The Hypocrisy of Economics Arbitrarily Separating Self-Actualization and Sacrifice
Throughout our lives, we choose numerous roles and fill our personal journeys with them. We become university students staying up all night in pursuit of knowledge, corporate workers building careers in the workplace, or entrepreneurs risking everything and cutting back on sleep. In this colorful journey, no one among us ever says, "I am making a sacrifice that diminishes my life." Instead, we proudly call it an "investment" for a better future, a thrilling process of "self-actualization."
Yet, why does the world suddenly change its complexion the moment we stand before the single role of a "parent"? Why is giving birth to and raising a child uniquely defined not as self-actualization, but as a "cost" and a "sacrifice" that eats away at one’s life and demands nothing but loss?
Furthermore, why does economics, far from pointing out this glaring contradiction as irrational, instead defend it by stating that "young people choosing not to have children to protect their own lives is a perfectly rational choice"? Inside the baseline of rationality they so stubbornly believe in, there lies, in fact, an immensely arbitrary and hypocritical tyranny.
A Selfish and Narrow Human Realm Fossilized by Economics
Within the equations of economics, the human being is permanently fossilized as a thoroughly "selfish entity that maximizes nothing but one’s own immediate material pleasure (utility)."
In their one-dimensional calculator, earning money as a worker, purchasing luxury goods, or leaving for a hotel vacation over the weekend are deemed rational acts that provide immediate benefits to the self. Conversely, becoming a parent and raising a child is viewed strictly as a unilateral deficit—a loss where one’s precious money, time, and energy are handed over to an "other" (the child).
Economics can never comprehend the sublime mystery of a expanding human identity. The mental leap of discovering a completely new version of oneself and widening the horizons of one’s life through the role of parenthood simply cannot be formulated into their equations. Ultimately, to make their formulas easier to draft, they mechanically defined the noble identity of parenthood as "the loss of one’s life."

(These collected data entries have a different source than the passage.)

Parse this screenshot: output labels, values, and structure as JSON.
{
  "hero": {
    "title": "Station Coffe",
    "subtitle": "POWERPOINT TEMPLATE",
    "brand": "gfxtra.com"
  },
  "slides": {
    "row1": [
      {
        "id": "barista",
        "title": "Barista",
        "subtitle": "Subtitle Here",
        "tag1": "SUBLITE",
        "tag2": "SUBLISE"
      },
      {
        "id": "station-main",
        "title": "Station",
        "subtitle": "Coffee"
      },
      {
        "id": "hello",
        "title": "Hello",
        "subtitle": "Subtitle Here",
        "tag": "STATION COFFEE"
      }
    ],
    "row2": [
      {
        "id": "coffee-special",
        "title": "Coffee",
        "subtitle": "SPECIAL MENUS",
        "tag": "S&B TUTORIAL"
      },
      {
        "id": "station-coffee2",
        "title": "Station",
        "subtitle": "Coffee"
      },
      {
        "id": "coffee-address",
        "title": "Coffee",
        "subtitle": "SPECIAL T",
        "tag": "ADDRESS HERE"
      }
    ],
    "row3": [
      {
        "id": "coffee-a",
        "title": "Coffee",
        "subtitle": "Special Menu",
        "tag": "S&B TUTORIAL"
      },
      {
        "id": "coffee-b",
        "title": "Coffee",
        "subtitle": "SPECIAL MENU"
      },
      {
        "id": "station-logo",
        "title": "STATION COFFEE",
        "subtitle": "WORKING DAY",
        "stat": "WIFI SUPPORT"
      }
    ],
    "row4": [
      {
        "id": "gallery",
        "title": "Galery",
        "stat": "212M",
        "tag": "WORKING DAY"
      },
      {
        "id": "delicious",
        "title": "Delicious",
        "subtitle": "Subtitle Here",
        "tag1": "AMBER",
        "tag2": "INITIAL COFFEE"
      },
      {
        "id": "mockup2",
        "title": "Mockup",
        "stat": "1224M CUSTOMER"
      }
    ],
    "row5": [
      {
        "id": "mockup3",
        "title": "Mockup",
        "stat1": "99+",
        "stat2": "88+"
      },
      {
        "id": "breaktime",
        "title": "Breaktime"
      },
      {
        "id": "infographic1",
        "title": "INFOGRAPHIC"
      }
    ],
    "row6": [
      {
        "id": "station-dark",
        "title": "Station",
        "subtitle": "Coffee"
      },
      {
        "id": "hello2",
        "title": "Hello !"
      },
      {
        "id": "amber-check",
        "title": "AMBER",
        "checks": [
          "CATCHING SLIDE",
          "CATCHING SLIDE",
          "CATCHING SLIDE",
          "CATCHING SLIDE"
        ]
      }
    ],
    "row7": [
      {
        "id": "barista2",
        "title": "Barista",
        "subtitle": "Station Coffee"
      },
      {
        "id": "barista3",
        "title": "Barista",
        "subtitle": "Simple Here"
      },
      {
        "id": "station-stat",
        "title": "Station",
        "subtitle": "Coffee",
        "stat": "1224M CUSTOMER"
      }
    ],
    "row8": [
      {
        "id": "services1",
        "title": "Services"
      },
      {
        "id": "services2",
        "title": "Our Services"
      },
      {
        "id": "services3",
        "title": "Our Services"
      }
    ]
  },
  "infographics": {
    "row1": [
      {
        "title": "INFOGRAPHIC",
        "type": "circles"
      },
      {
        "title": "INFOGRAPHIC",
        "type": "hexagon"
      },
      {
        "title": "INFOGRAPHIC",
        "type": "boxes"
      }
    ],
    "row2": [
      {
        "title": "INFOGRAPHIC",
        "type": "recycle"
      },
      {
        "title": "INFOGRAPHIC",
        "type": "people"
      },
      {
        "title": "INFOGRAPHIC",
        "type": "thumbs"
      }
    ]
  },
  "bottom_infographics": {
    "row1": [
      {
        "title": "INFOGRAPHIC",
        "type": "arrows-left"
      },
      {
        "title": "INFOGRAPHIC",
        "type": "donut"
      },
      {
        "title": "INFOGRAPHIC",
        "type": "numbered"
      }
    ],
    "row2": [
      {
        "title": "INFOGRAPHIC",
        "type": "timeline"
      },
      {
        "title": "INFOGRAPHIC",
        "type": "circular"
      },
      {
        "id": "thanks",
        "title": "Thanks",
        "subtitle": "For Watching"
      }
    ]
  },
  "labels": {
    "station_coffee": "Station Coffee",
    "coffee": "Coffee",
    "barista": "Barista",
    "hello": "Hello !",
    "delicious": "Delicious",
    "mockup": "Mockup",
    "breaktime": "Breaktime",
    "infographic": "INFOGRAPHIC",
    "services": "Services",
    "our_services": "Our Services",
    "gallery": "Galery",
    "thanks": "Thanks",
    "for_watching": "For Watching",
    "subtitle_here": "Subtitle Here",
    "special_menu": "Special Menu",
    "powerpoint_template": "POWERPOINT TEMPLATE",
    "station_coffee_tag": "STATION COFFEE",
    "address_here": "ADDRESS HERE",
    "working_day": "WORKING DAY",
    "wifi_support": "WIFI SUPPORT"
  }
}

The Tyranny of an "Arbitrary Baseline" Injected by Modern Capitalism
Economists act as though they are being strictly objective and scientific, but they have actually configured the values of the "selfish consumer"—injected by modern capitalism—as the absolute answer and the baseline for rationality.
When analyzed closely, it is a egregious double standard. Why, among the countless roles an individual chooses, is the life of a worker and a consumer deemed self-actualization, while the life of a parent is reduced to sacrifice? Both are merely diverse modes of living that an individual independently selects.
In philosophy or child and family studies, becoming a parent is viewed precisely as a magnificent realm of self-actualization that a human being can experience. Yet, economics has pinned down the baseline of rationality—which ought to remain fluid depending on the era and environment—to the "material pleasure of an individual spending money." Only by doing so can they force all of humanity into their controllable calculators.
A Discipline Granting Absolution While Condoning Contradiction
The real reason economics remains silent on this massive contradiction, praising low fertility rates as rational, is that doing so alleviates the guilt embedded within the current capitalist system.
Under this ruthless social structure that operates only by grinding down and driving youth into workplaces day and night, economics beautifully packages the tragedy of young people forced to abandon children due to structural contradictions. It labels it a "smart and rational choice made by individuals to protect their own lives." In essence, economics has willingly stepped up as an arbitrary shield to grant absolution to the cruelty of the system.
Conclusion: Time to Shatter the Calculator of Hypocrisy
Being a worker, a student, or a parent—all of these are merely diverse, precious roles that constitute one’s life.
An economics that arbitrarily segregates these roles, imposing a binary yardstick where parenting is sacrifice and corporate work is self-actualization, is profoundly hypocritical and narrow-minded. The baseline of rationality they have arbitrarily established is nothing more than a shackle that suffocates, rather than captures, the rich value of human existence.
We must shatter the hypocritical mirror of economics that measures human life solely through monetary amounts and shallow utility. Only when the role of a parent is restored—not as a cost or a sacrifice, but as a whole "life of my own" and a heart-pounding choice of self-actualization—will our civilization finally cease its regression and recover a truly human face.